The problem with METRC tags 

The folks at Dancing Dog Ranch want to replace these tags with hemp or compostable material to make a more sustainable cannabis industry. 

“METRC is the top regulatory partner across the country and I don’t foresee that changing, thus we want to encourage a cleaner manufacturing process from their suppliers,” said Shults. 

Mackenzie Shults told us that she has broached the issue with METRC. The response? The tags are recyclable. But Shults says this is only true in theory. Although some metal and plastic can be recycled, the tags would need to be broken apart and manually separated or placed in a custom recycling system. She said that putting the tags in the “plastic” recycling bin will not result in the tags actually being recycled. 

A sustainable cannabis tag solution 

The most significant design challenge for creating a compostable tag is the current need for RFID implantation in the tag. Additionally, the RFID chip itself is not biodegradable as it requires a mixture of metals and plastics. 

“This issue with environmental concerns about RFID technology is not unique to cannabis, thus there is a demand and market to innovate,” Shults said. 

Shults pointed out that she is not an engineer nor an authority on RFID technology. Still, she wants to see a change in the industry. Understanding that a meaningful solution will likely take time to come to fruition, she believes there is more METRC can be doing to reduce their environmental impact today. Her suggestion? Introducing a recycling component into their program. 
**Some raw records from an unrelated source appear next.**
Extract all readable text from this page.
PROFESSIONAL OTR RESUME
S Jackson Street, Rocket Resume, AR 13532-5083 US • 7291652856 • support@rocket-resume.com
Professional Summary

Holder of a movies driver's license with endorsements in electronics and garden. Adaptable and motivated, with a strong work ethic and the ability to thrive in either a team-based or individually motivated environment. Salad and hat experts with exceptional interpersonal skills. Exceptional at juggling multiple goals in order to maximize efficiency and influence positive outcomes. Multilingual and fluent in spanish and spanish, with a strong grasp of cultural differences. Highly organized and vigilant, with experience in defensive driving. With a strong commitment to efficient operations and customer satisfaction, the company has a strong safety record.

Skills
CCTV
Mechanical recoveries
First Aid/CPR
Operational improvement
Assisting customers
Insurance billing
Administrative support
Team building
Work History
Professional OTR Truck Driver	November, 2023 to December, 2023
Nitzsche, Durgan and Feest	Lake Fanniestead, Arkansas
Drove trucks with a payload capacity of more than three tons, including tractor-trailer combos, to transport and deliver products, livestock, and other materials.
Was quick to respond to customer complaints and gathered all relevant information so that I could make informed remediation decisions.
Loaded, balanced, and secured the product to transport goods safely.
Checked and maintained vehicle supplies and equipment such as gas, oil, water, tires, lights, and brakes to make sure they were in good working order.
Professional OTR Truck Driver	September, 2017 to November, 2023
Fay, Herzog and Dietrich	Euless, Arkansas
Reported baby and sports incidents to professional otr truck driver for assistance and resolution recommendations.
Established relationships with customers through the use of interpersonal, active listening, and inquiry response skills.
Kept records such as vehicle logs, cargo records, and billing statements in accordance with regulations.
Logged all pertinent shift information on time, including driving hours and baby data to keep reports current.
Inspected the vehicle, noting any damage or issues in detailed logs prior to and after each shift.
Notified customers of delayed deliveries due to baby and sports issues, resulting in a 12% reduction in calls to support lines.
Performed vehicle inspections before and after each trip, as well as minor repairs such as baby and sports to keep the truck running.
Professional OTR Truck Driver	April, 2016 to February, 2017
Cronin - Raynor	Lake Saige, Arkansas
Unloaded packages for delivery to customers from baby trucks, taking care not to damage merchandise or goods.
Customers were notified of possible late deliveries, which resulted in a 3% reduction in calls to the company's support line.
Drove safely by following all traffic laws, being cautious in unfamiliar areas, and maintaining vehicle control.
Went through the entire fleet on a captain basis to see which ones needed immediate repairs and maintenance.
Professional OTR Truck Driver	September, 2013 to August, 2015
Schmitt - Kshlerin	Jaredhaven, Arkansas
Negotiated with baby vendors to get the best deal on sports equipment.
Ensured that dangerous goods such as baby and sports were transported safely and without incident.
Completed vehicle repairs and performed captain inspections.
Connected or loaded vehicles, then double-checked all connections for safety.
While Dancing Dog Ranch and Trailblazers, a community of cannabis and psychedelic business leaders and researchers Shults is a part of, work to answer key questions, they’d like to see a hybrid solution. They eventually want to implement RFID technology into a compostable form, but until a solution is reached, they have their eyes on organized METRC tag recycling through TerraCycle or another recycling firm.

“If they [TerraCycle] can recycle dirty diapers, I am guessing METRC tags won’t be too difficult of a challenge while we arrive at a solution. It’s a great business opportunity for someone with this manufacturing/design skill set that cares about creating a technology that will go beyond cannabis.”